Each cached check takes approximately 23 bytes from the storage size specified by the SAFCFG parameter GWSIZE.

Use SAF Online Services to determine the efficiency of the current value by monitoring the number of checks overwritten in the System Statistics menu option.

For more information on programming objects, refer to the Protect Natural Modules option in Library Options.

0 32767 NANUPG={0|nnnnn}

NANURP: Number of cached RPC Service Checks

Parameter Description Minimum Maximum Syntax
NANURP This is the number of successful RPC service checks to be cached.

Each cached check takes approximately 26 bytes from the storage size specified by the SAFCFG parameter GWSIZE.

Use SAF Online Services to determine the efficiency of the current value by monitoring the number of checks overwritten in the System Statistics menu option.

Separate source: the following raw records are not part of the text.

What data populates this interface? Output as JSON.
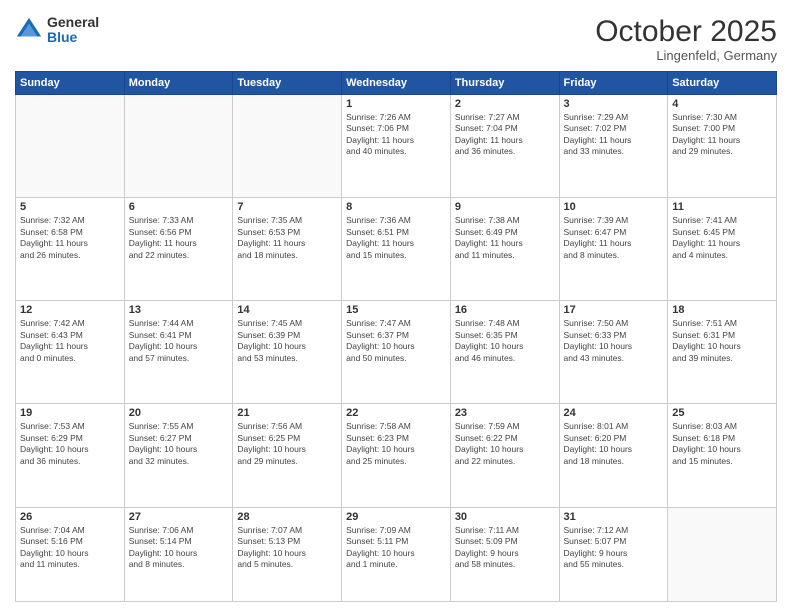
{
  "logo": {
    "general": "General",
    "blue": "Blue"
  },
  "header": {
    "month": "October 2025",
    "location": "Lingenfeld, Germany"
  },
  "weekdays": [
    "Sunday",
    "Monday",
    "Tuesday",
    "Wednesday",
    "Thursday",
    "Friday",
    "Saturday"
  ],
  "weeks": [
    [
      {
        "day": "",
        "info": ""
      },
      {
        "day": "",
        "info": ""
      },
      {
        "day": "",
        "info": ""
      },
      {
        "day": "1",
        "info": "Sunrise: 7:26 AM\nSunset: 7:06 PM\nDaylight: 11 hours\nand 40 minutes."
      },
      {
        "day": "2",
        "info": "Sunrise: 7:27 AM\nSunset: 7:04 PM\nDaylight: 11 hours\nand 36 minutes."
      },
      {
        "day": "3",
        "info": "Sunrise: 7:29 AM\nSunset: 7:02 PM\nDaylight: 11 hours\nand 33 minutes."
      },
      {
        "day": "4",
        "info": "Sunrise: 7:30 AM\nSunset: 7:00 PM\nDaylight: 11 hours\nand 29 minutes."
      }
    ],
    [
      {
        "day": "5",
        "info": "Sunrise: 7:32 AM\nSunset: 6:58 PM\nDaylight: 11 hours\nand 26 minutes."
      },
      {
        "day": "6",
        "info": "Sunrise: 7:33 AM\nSunset: 6:56 PM\nDaylight: 11 hours\nand 22 minutes."
      },
      {
        "day": "7",
        "info": "Sunrise: 7:35 AM\nSunset: 6:53 PM\nDaylight: 11 hours\nand 18 minutes."
      },
      {
        "day": "8",
        "info": "Sunrise: 7:36 AM\nSunset: 6:51 PM\nDaylight: 11 hours\nand 15 minutes."
      },
      {
        "day": "9",
        "info": "Sunrise: 7:38 AM\nSunset: 6:49 PM\nDaylight: 11 hours\nand 11 minutes."
      },
      {
        "day": "10",
        "info": "Sunrise: 7:39 AM\nSunset: 6:47 PM\nDaylight: 11 hours\nand 8 minutes."
      },
      {
        "day": "11",
        "info": "Sunrise: 7:41 AM\nSunset: 6:45 PM\nDaylight: 11 hours\nand 4 minutes."
      }
    ],
    [
      {
        "day": "12",
        "info": "Sunrise: 7:42 AM\nSunset: 6:43 PM\nDaylight: 11 hours\nand 0 minutes."
      },
      {
        "day": "13",
        "info": "Sunrise: 7:44 AM\nSunset: 6:41 PM\nDaylight: 10 hours\nand 57 minutes."
      },
      {
        "day": "14",
        "info": "Sunrise: 7:45 AM\nSunset: 6:39 PM\nDaylight: 10 hours\nand 53 minutes."
      },
      {
        "day": "15",
        "info": "Sunrise: 7:47 AM\nSunset: 6:37 PM\nDaylight: 10 hours\nand 50 minutes."
      },
      {
        "day": "16",
        "info": "Sunrise: 7:48 AM\nSunset: 6:35 PM\nDaylight: 10 hours\nand 46 minutes."
      },
      {
        "day": "17",
        "info": "Sunrise: 7:50 AM\nSunset: 6:33 PM\nDaylight: 10 hours\nand 43 minutes."
      },
      {
        "day": "18",
        "info": "Sunrise: 7:51 AM\nSunset: 6:31 PM\nDaylight: 10 hours\nand 39 minutes."
      }
    ],
    [
      {
        "day": "19",
        "info": "Sunrise: 7:53 AM\nSunset: 6:29 PM\nDaylight: 10 hours\nand 36 minutes."
      },
      {
        "day": "20",
        "info": "Sunrise: 7:55 AM\nSunset: 6:27 PM\nDaylight: 10 hours\nand 32 minutes."
      },
      {
        "day": "21",
        "info": "Sunrise: 7:56 AM\nSunset: 6:25 PM\nDaylight: 10 hours\nand 29 minutes."
      },
      {
        "day": "22",
        "info": "Sunrise: 7:58 AM\nSunset: 6:23 PM\nDaylight: 10 hours\nand 25 minutes."
      },
      {
        "day": "23",
        "info": "Sunrise: 7:59 AM\nSunset: 6:22 PM\nDaylight: 10 hours\nand 22 minutes."
      },
      {
        "day": "24",
        "info": "Sunrise: 8:01 AM\nSunset: 6:20 PM\nDaylight: 10 hours\nand 18 minutes."
      },
      {
        "day": "25",
        "info": "Sunrise: 8:03 AM\nSunset: 6:18 PM\nDaylight: 10 hours\nand 15 minutes."
      }
    ],
    [
      {
        "day": "26",
        "info": "Sunrise: 7:04 AM\nSunset: 5:16 PM\nDaylight: 10 hours\nand 11 minutes."
      },
      {
        "day": "27",
        "info": "Sunrise: 7:06 AM\nSunset: 5:14 PM\nDaylight: 10 hours\nand 8 minutes."
      },
      {
        "day": "28",
        "info": "Sunrise: 7:07 AM\nSunset: 5:13 PM\nDaylight: 10 hours\nand 5 minutes."
      },
      {
        "day": "29",
        "info": "Sunrise: 7:09 AM\nSunset: 5:11 PM\nDaylight: 10 hours\nand 1 minute."
      },
      {
        "day": "30",
        "info": "Sunrise: 7:11 AM\nSunset: 5:09 PM\nDaylight: 9 hours\nand 58 minutes."
      },
      {
        "day": "31",
        "info": "Sunrise: 7:12 AM\nSunset: 5:07 PM\nDaylight: 9 hours\nand 55 minutes."
      },
      {
        "day": "",
        "info": ""
      }
    ]
  ]
}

For more information on RPC service checks, refer to RPC Options.

0 32767 NANURP={0|nnnnn}

NANUSF: Number of cached Environment Checks

Parameter Description Minimum Maximum Syntax
NANUSF This is the number of successful Environment checks to be cached.

Each cached check takes approximately 40 bytes from the storage size specified by the SAFCFG parameter GWSIZE.

Use SAF Online Services to determine the efficiency of the current value by monitoring the number of checks overwritten in the System Statistics menu option.

For more information on Environment checks, refer to Environment Options.

0 32767 NANUSF={0|nnnnn}

NANUTC: Number of cached Library Checks

Parameter Description Minimum Maximum Syntax
NANUTC This is the number of successful Library checks to be cached.

Each cached check takes approximately 10 bytes from the storage size specified by the SAFCFG parameter GWSIZE.

Use SAF Online Services to determine the efficiency of the current value by monitoring the number of checks overwritten in the System Statistics menu option.

For more information on Library checks, refer to Library Options.

0 32767 NANUTC={0|nnnnn}

Installation Verification

Natural SAF Security is operational after Step 4: Install the SAF Server of the Installation Procedure has been completed successfully.

After the installation, proceed as described in Activating Natural SAF Security in the Natural SAF Security documentation.